China | China hands back US drone taken in South China Sea
An unmanned underwater drone similar to the one pictured was seized by the Chinese Navy in international waters off the coast of the Philippines on December 15, 2016. China returned it on December 20, 2016. Photo: Reuters
An unmanned underwater drone similar to the one pictured was seized by the Chinese Navy in international waters off the coast of the Philippines on December 15, 2016. China returned it on December 20, 2016. Photo: Reuters

China hands back US drone taken in South China Sea

The seizure has added to US concerns about China's growing military presence and aggressive posture in the disputed waters

December 20, 2016 2:46 PM (UTC+8)

China has returned a US underwater drone taken by one of its naval vessels in the South China Sea last week after “friendly” talks between the two countries, China’s Defense Ministry said on Tuesday.

China’s seizure of the unmanned underwater vehicle (UUV) triggered a diplomatic protest and speculation about whether it will strengthen US President-elect Donald Trump’s hand as he seeks a tougher line with Beijing.

A Chinese naval ship took the drone, which the Pentagon says uses unclassified, commercially available technology to collect oceanographic data, on Thursday about 50 nautical miles northwest of Subic Bay in the Philippines.
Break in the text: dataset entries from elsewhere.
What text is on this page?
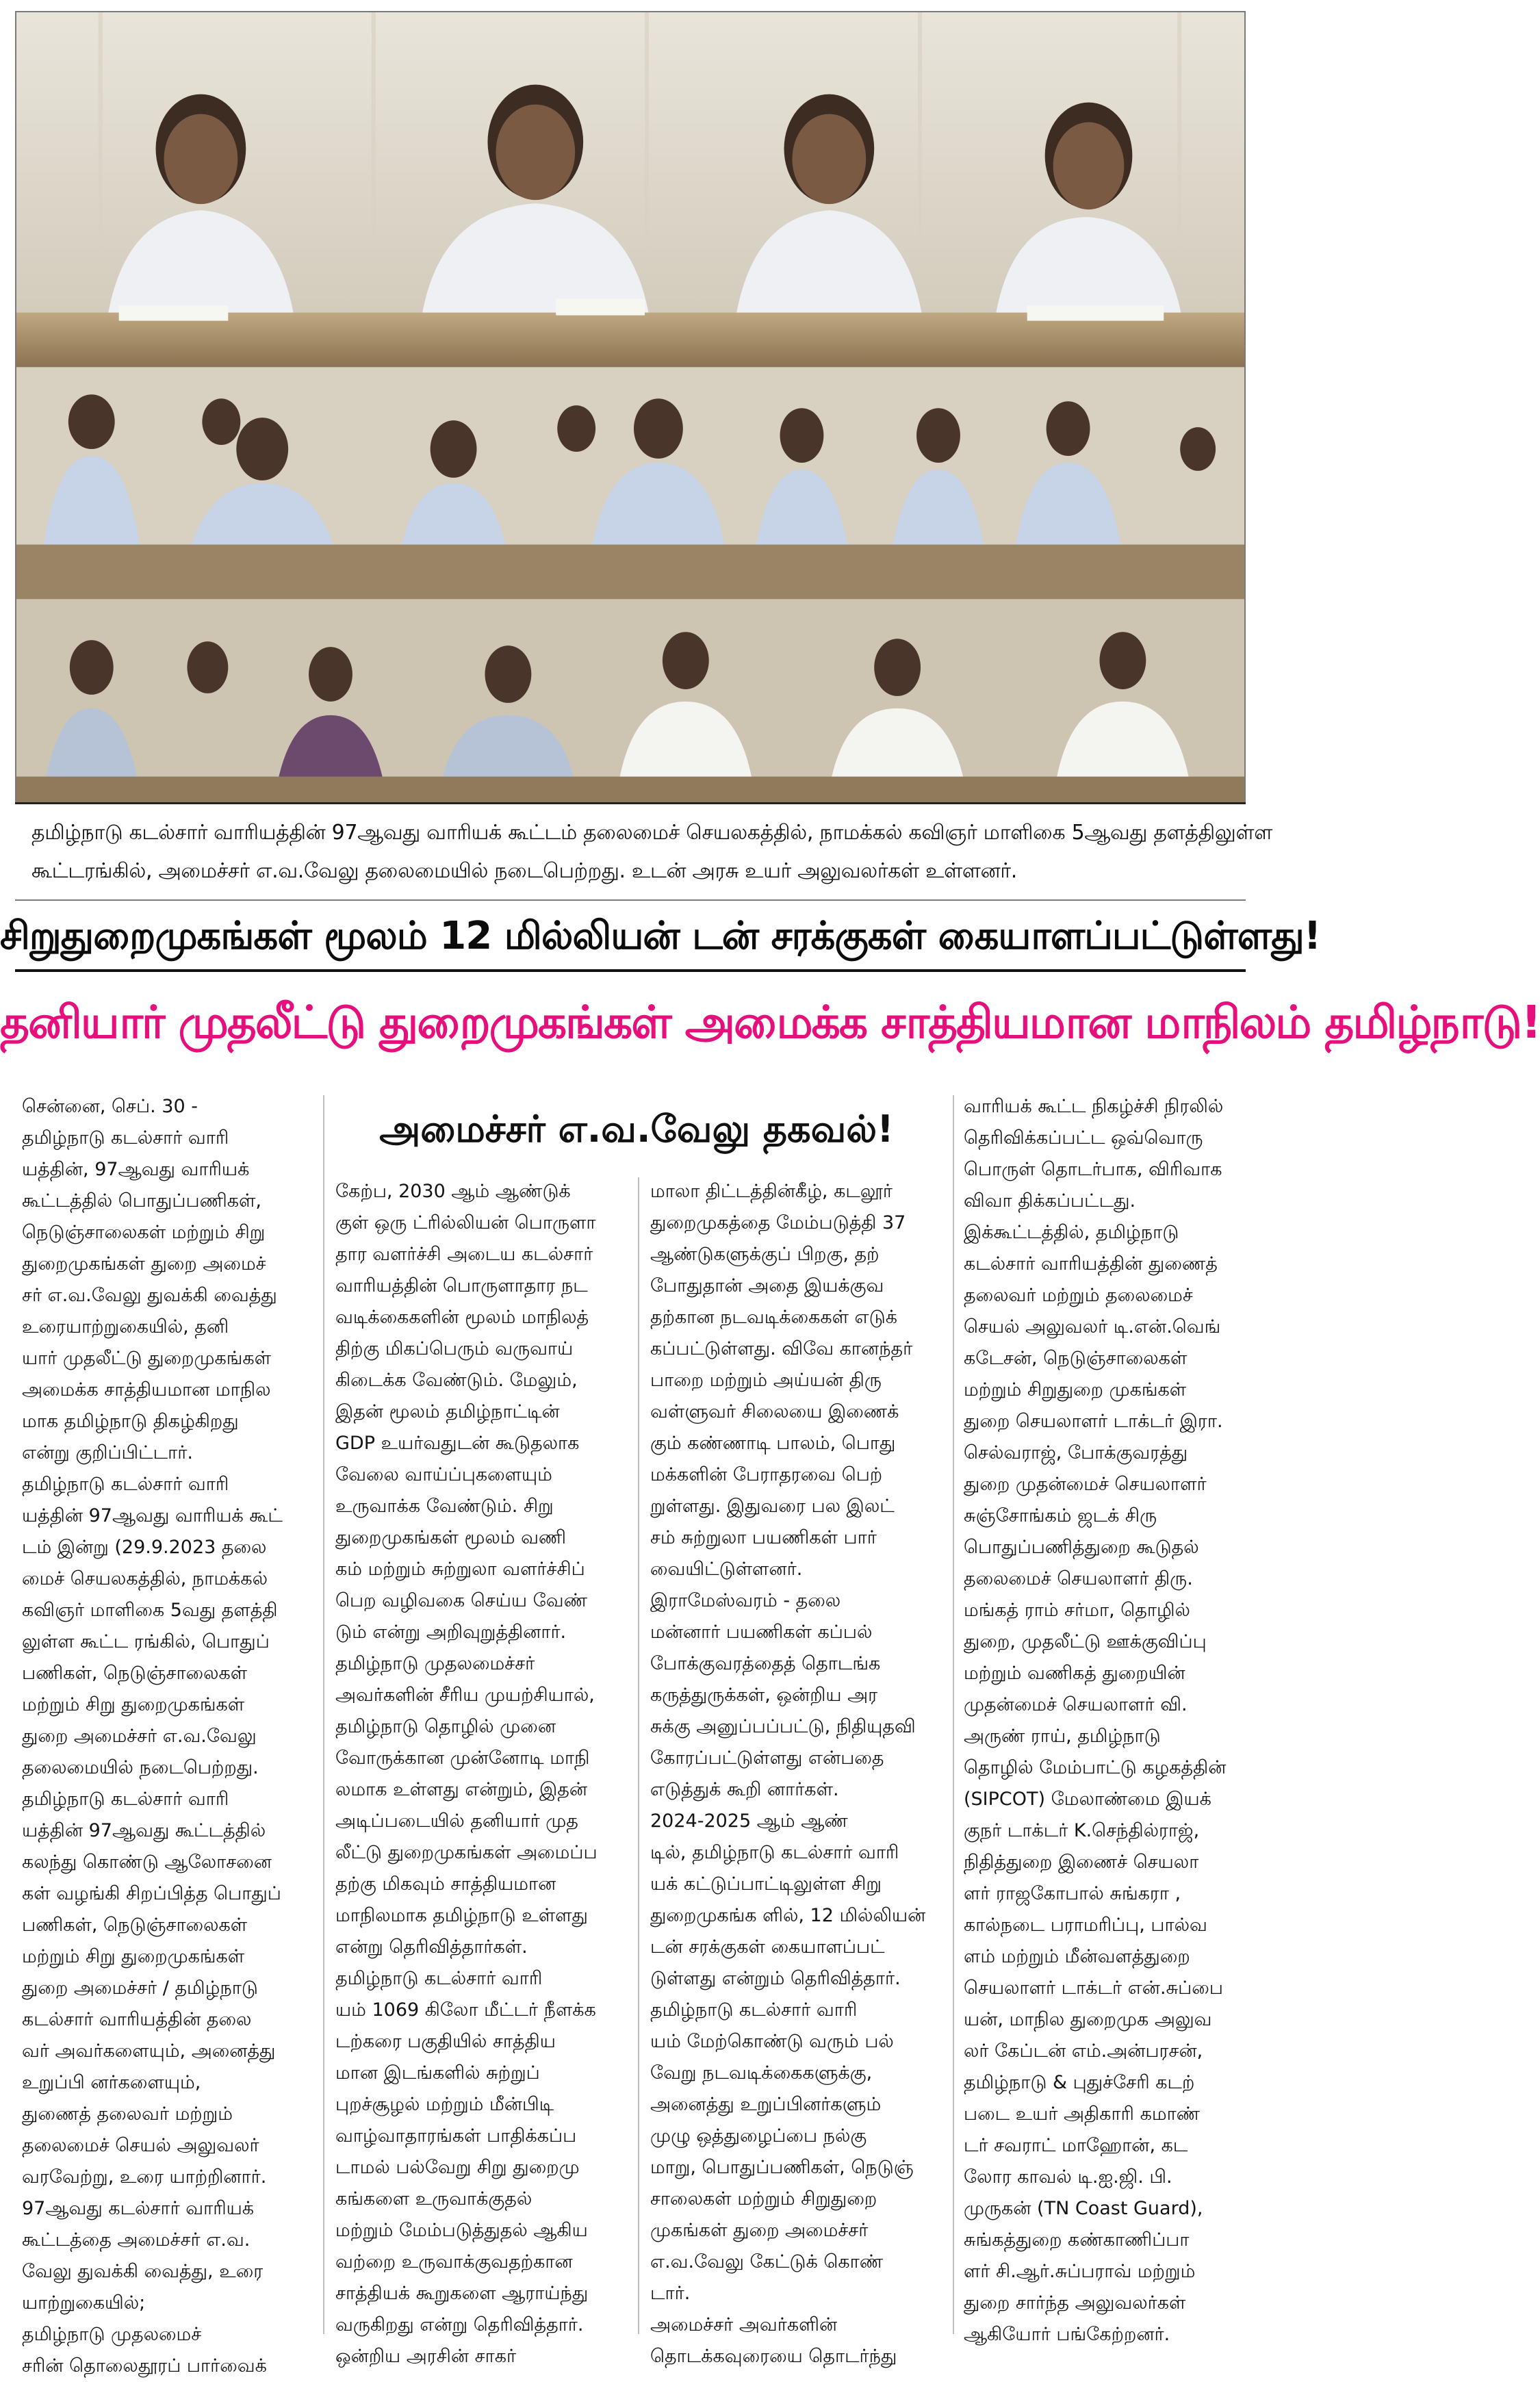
தமிழ்நாடு கடல்சார் வாரியத்தின் 97ஆவது வாரியக் கூட்டம் தலைமைச் செயலகத்தில், நாமக்கல் கவிஞர் மாளிகை 5ஆவது தளத்திலுள்ள

கூட்டரங்கில், அமைச்சர் எ.வ.வேலு தலைமையில் நடைபெற்றது. உடன் அரசு உயர் அலுவலர்கள் உள்ளனர்.

சிறுதுறைமுகங்கள் மூலம் 12 மில்லியன் டன் சரக்குகள் கையாளப்பட்டுள்ளது!
தனியார் முதலீட்டு துறைமுகங்கள் அமைக்க சாத்தியமான மாநிலம் தமிழ்நாடு!
அமைச்சர் எ.வ.வேலு தகவல்!

சென்னை, செப். 30 -

தமிழ்நாடு கடல்சார் வாரி

யத்தின், 97ஆவது வாரியக்

கூட்டத்தில் பொதுப்பணிகள்,

நெடுஞ்சாலைகள் மற்றும் சிறு

துறைமுகங்கள் துறை அமைச்

சர் எ.வ.வேலு துவக்கி வைத்து

உரையாற்றுகையில், தனி

யார் முதலீட்டு துறைமுகங்கள்

அமைக்க சாத்தியமான மாநில

மாக தமிழ்நாடு திகழ்கிறது

என்று குறிப்பிட்டார்.

தமிழ்நாடு கடல்சார் வாரி

யத்தின் 97ஆவது வாரியக் கூட்

டம் இன்று (29.9.2023 தலை

மைச் செயலகத்தில், நாமக்கல்

கவிஞர் மாளிகை 5வது தளத்தி

லுள்ள கூட்ட ரங்கில், பொதுப்

பணிகள், நெடுஞ்சாலைகள்

மற்றும் சிறு துறைமுகங்கள்

துறை அமைச்சர் எ.வ.வேலு

தலைமையில் நடைபெற்றது.

தமிழ்நாடு கடல்சார் வாரி

யத்தின் 97ஆவது கூட்டத்தில்

கலந்து கொண்டு ஆலோசனை

கள் வழங்கி சிறப்பித்த பொதுப்

பணிகள், நெடுஞ்சாலைகள்

மற்றும் சிறு துறைமுகங்கள்

துறை அமைச்சர் / தமிழ்நாடு

கடல்சார் வாரியத்தின் தலை

வர் அவர்களையும், அனைத்து

உறுப்பி னர்களையும்,

துணைத் தலைவர் மற்றும்

தலைமைச் செயல் அலுவலர்

வரவேற்று, உரை யாற்றினார்.

97ஆவது கடல்சார் வாரியக்

கூட்டத்தை அமைச்சர் எ.வ.

வேலு துவக்கி வைத்து, உரை

யாற்றுகையில்;

தமிழ்நாடு முதலமைச்

சரின் தொலைதூரப் பார்வைக்

கேற்ப, 2030 ஆம் ஆண்டுக்

குள் ஒரு ட்ரில்லியன் பொருளா

தார வளர்ச்சி அடைய கடல்சார்

வாரியத்தின் பொருளாதார நட

வடிக்கைகளின் மூலம் மாநிலத்

திற்கு மிகப்பெரும் வருவாய்

கிடைக்க வேண்டும். மேலும்,

இதன் மூலம் தமிழ்நாட்டின்

GDP உயர்வதுடன் கூடுதலாக

வேலை வாய்ப்புகளையும்

உருவாக்க வேண்டும். சிறு

துறைமுகங்கள் மூலம் வணி

கம் மற்றும் சுற்றுலா வளர்ச்சிப்

பெற வழிவகை செய்ய வேண்

டும் என்று அறிவுறுத்தினார்.

தமிழ்நாடு முதலமைச்சர்

அவர்களின் சீரிய முயற்சியால்,

தமிழ்நாடு தொழில் முனை

வோருக்கான முன்னோடி மாநி

லமாக உள்ளது என்றும், இதன்

அடிப்படையில் தனியார் முத

லீட்டு துறைமுகங்கள் அமைப்ப

தற்கு மிகவும் சாத்தியமான

மாநிலமாக தமிழ்நாடு உள்ளது

என்று தெரிவித்தார்கள்.

தமிழ்நாடு கடல்சார் வாரி

யம் 1069 கிலோ மீட்டர் நீளக்க

டற்கரை பகுதியில் சாத்திய

மான இடங்களில் சுற்றுப்

புறச்சூழல் மற்றும் மீன்பிடி

வாழ்வாதாரங்கள் பாதிக்கப்ப

டாமல் பல்வேறு சிறு துறைமு

கங்களை உருவாக்குதல்

மற்றும் மேம்படுத்துதல் ஆகிய

வற்றை உருவாக்குவதற்கான

சாத்தியக் கூறுகளை ஆராய்ந்து

வருகிறது என்று தெரிவித்தார்.

ஒன்றிய அரசின் சாகர்

மாலா திட்டத்தின்கீழ், கடலூர்

துறைமுகத்தை மேம்படுத்தி 37

ஆண்டுகளுக்குப் பிறகு, தற்

போதுதான் அதை இயக்குவ

தற்கான நடவடிக்கைகள் எடுக்

கப்பட்டுள்ளது. விவே கானந்தர்

பாறை மற்றும் அய்யன் திரு

வள்ளுவர் சிலையை இணைக்

கும் கண்ணாடி பாலம், பொது

மக்களின் பேராதரவை பெற்

றுள்ளது. இதுவரை பல இலட்

சம் சுற்றுலா பயணிகள் பார்

வையிட்டுள்ளனர்.

இராமேஸ்வரம் - தலை

மன்னார் பயணிகள் கப்பல்

போக்குவரத்தைத் தொடங்க

கருத்துருக்கள், ஒன்றிய அர

சுக்கு அனுப்பப்பட்டு, நிதியுதவி

கோரப்பட்டுள்ளது என்பதை

எடுத்துக் கூறி னார்கள்.

2024-2025 ஆம் ஆண்

டில், தமிழ்நாடு கடல்சார் வாரி

யக் கட்டுப்பாட்டிலுள்ள சிறு

துறைமுகங்க ளில், 12 மில்லியன்

டன் சரக்குகள் கையாளப்பட்

டுள்ளது என்றும் தெரிவித்தார்.

தமிழ்நாடு கடல்சார் வாரி

யம் மேற்கொண்டு வரும் பல்

வேறு நடவடிக்கைகளுக்கு,

அனைத்து உறுப்பினர்களும்

முழு ஒத்துழைப்பை நல்கு

மாறு, பொதுப்பணிகள், நெடுஞ்

சாலைகள் மற்றும் சிறுதுறை

முகங்கள் துறை அமைச்சர்

எ.வ.வேலு கேட்டுக் கொண்

டார்.

அமைச்சர் அவர்களின்

தொடக்கவுரையை தொடர்ந்து

வாரியக் கூட்ட நிகழ்ச்சி நிரலில்

தெரிவிக்கப்பட்ட ஒவ்வொரு

பொருள் தொடர்பாக, விரிவாக

விவா திக்கப்பட்டது.

இக்கூட்டத்தில், தமிழ்நாடு

கடல்சார் வாரியத்தின் துணைத்

தலைவர் மற்றும் தலைமைச்

செயல் அலுவலர் டி.என்.வெங்

கடேசன், நெடுஞ்சாலைகள்

மற்றும் சிறுதுறை முகங்கள்

துறை செயலாளர் டாக்டர் இரா.

செல்வராஜ், போக்குவரத்து

துறை முதன்மைச் செயலாளர்

சுஞ்சோங்கம் ஜடக் சிரு

பொதுப்பணித்துறை கூடுதல்

தலைமைச் செயலாளர் திரு.

மங்கத் ராம் சர்மா, தொழில்

துறை, முதலீட்டு ஊக்குவிப்பு

மற்றும் வணிகத் துறையின்

முதன்மைச் செயலாளர் வி.

அருண் ராய், தமிழ்நாடு

தொழில் மேம்பாட்டு கழகத்தின்

(SIPCOT) மேலாண்மை இயக்

குநர் டாக்டர் K.செந்தில்ராஜ்,

நிதித்துறை இணைச் செயலா

ளர் ராஜகோபால் சுங்கரா ,

கால்நடை பராமரிப்பு, பால்வ

ளம் மற்றும் மீன்வளத்துறை

செயலாளர் டாக்டர் என்.சுப்பை

யன், மாநில துறைமுக அலுவ

லர் கேப்டன் எம்.அன்பரசன்,

தமிழ்நாடு & புதுச்சேரி கடற்

படை உயர் அதிகாரி கமாண்

டர் சவராட் மாஹோன், கட

லோர காவல் டி.ஐ.ஜி. பி.

முருகன் (TN Coast Guard),

சுங்கத்துறை கண்காணிப்பா

ளர் சி.ஆர்.சுப்பராவ் மற்றும்

துறை சார்ந்த அலுவலர்கள்

ஆகியோர் பங்கேற்றனர்.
In a brief statement, China’s Defense Ministry said the drone had been given back to the United States.

“After friendly consultations between the Chinese and US sides, the handover work for the US underwater drone was smoothly completed in relevant waters in the South China Sea at midday on December 20,” the ministry said in a short statement.
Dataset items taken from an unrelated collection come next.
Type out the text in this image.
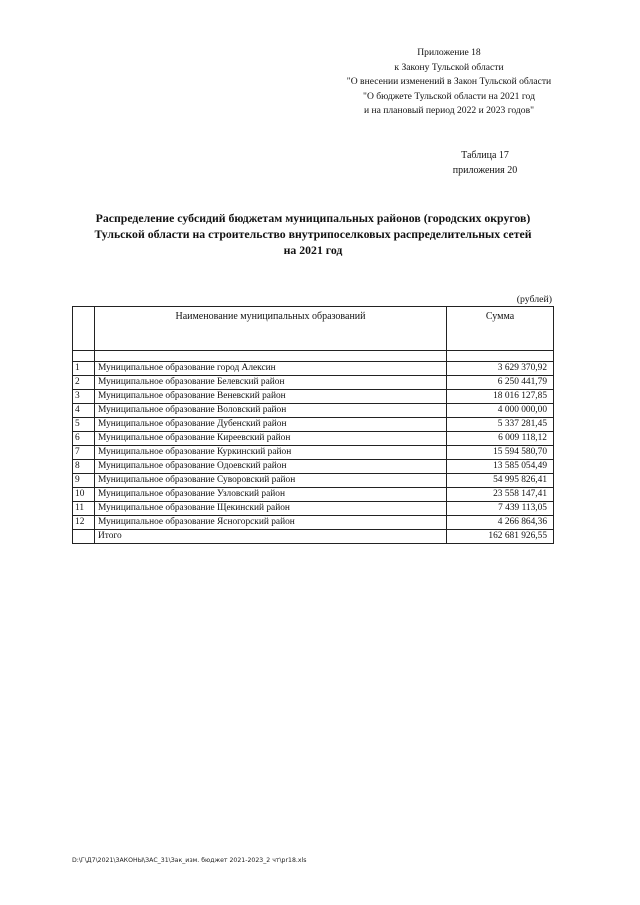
Приложение 18
к Закону Тульской области
"О внесении изменений в Закон Тульской области
"О бюджете Тульской области на 2021 год
и на плановый период 2022 и 2023 годов"
Таблица 17
приложения 20
Распределение субсидий бюджетам муниципальных районов (городских округов)
Тульской области на строительство внутрипоселковых распределительных сетей
на 2021 год
(рублей)
	Наименование муниципальных образований	Сумма

1	Муниципальное образование город Алексин	3 629 370,92
2	Муниципальное образование Белевский район	6 250 441,79
3	Муниципальное образование Веневский район	18 016 127,85
4	Муниципальное образование Воловский район	4 000 000,00
5	Муниципальное образование Дубенский район	5 337 281,45
6	Муниципальное образование Киреевский район	6 009 118,12
7	Муниципальное образование Куркинский район	15 594 580,70
8	Муниципальное образование Одоевский район	13 585 054,49
9	Муниципальное образование Суворовский район	54 995 826,41
10	Муниципальное образование Узловский район	23 558 147,41
11	Муниципальное образование Щекинский район	7 439 113,05
12	Муниципальное образование Ясногорский район	4 266 864,36
	Итого	162 681 926,55
D:\Г\Д7\2021\ЗАКОНЫ\ЗАС_31\Зак_изм. бюджет 2021-2023_2 чт\pr18.xls
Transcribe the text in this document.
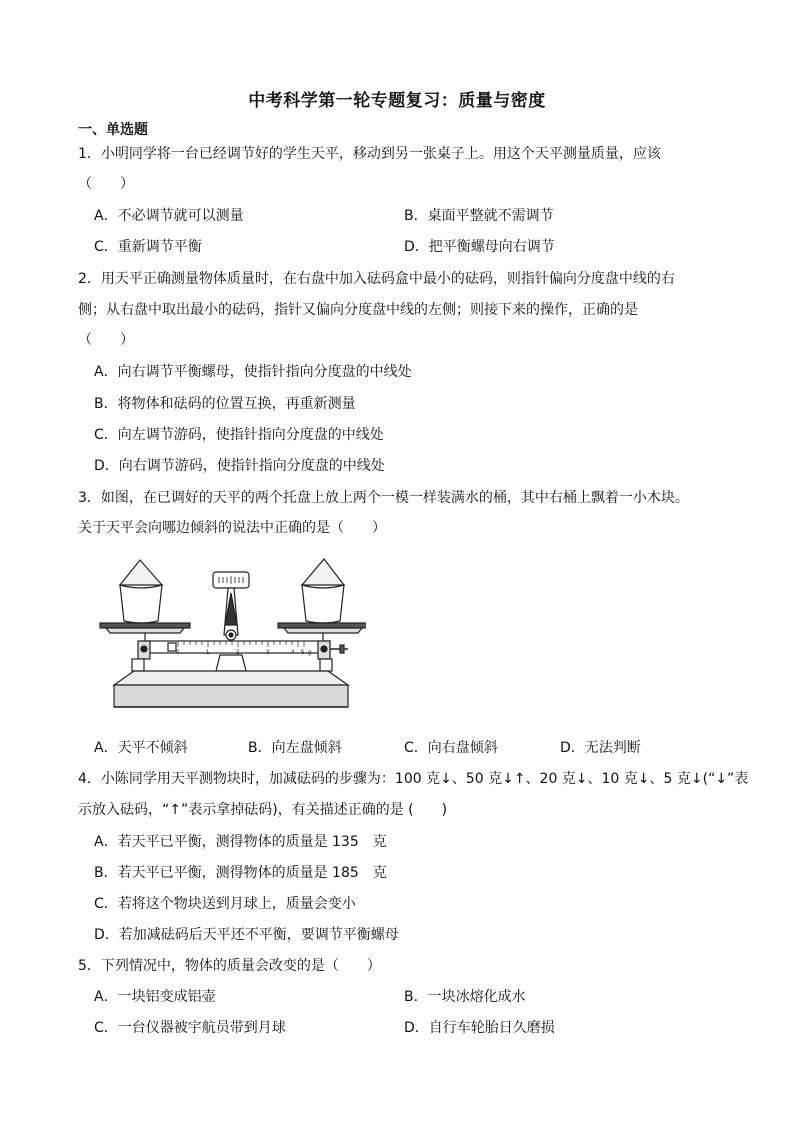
中考科学第一轮专题复习：质量与密度
一、单选题
1．小明同学将一台已经调节好的学生天平，移动到另一张桌子上。用这个天平测量质量，应该
（　　）
A．不必调节就可以测量	B．桌面平整就不需调节
C．重新调节平衡	D．把平衡螺母向右调节
2．用天平正确测量物体质量时，在右盘中加入砝码盒中最小的砝码，则指针偏向分度盘中线的右
侧；从右盘中取出最小的砝码，指针又偏向分度盘中线的左侧；则接下来的操作，正确的是
（　　）
A．向右调节平衡螺母，使指针指向分度盘的中线处
B．将物体和砝码的位置互换，再重新测量
C．向左调节游码，使指针指向分度盘的中线处
D．向右调节游码，使指针指向分度盘的中线处
3．如图，在已调好的天平的两个托盘上放上两个一模一样装满水的桶，其中右桶上飘着一小木块。
关于天平会向哪边倾斜的说法中正确的是（　　）
0	1	2	3	4 5 g
A．天平不倾斜	B．向左盘倾斜	C．向右盘倾斜	D．无法判断
4．小陈同学用天平测物块时，加减砝码的步骤为：100 克↓、50 克↓↑、20 克↓、10 克↓、5 克↓(“↓”表
示放入砝码，“↑”表示拿掉砝码)，有关描述正确的是 (　　)
A．若天平已平衡，测得物体的质量是 135　克
B．若天平已平衡，测得物体的质量是 185　克
C．若将这个物块送到月球上，质量会变小
D．若加减砝码后天平还不平衡，要调节平衡螺母
5．下列情况中，物体的质量会改变的是（　　）
A．一块铝变成铝壶	B．一块冰熔化成水
C．一台仪器被宇航员带到月球	D．自行车轮胎日久磨损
The seizure has added to US concerns about China’s growing military presence and aggressive posture in the disputed South China Sea, including its militarization of maritime outposts.

The US Navy has about 130 such underwater drones, made by Teledyne Webb, each weighing about 60 kg and able to stay underwater for up to five months. They are used to collect unclassified data about oceans, including temperature and depth. They are used around the world, but it is unclear how many are used in the South China Sea.

China is deeply suspicious of any US military activities in the resource-rich South China Sea, with state media and experts saying the use of the drone was likely part of US surveillance efforts in the disputed waterway.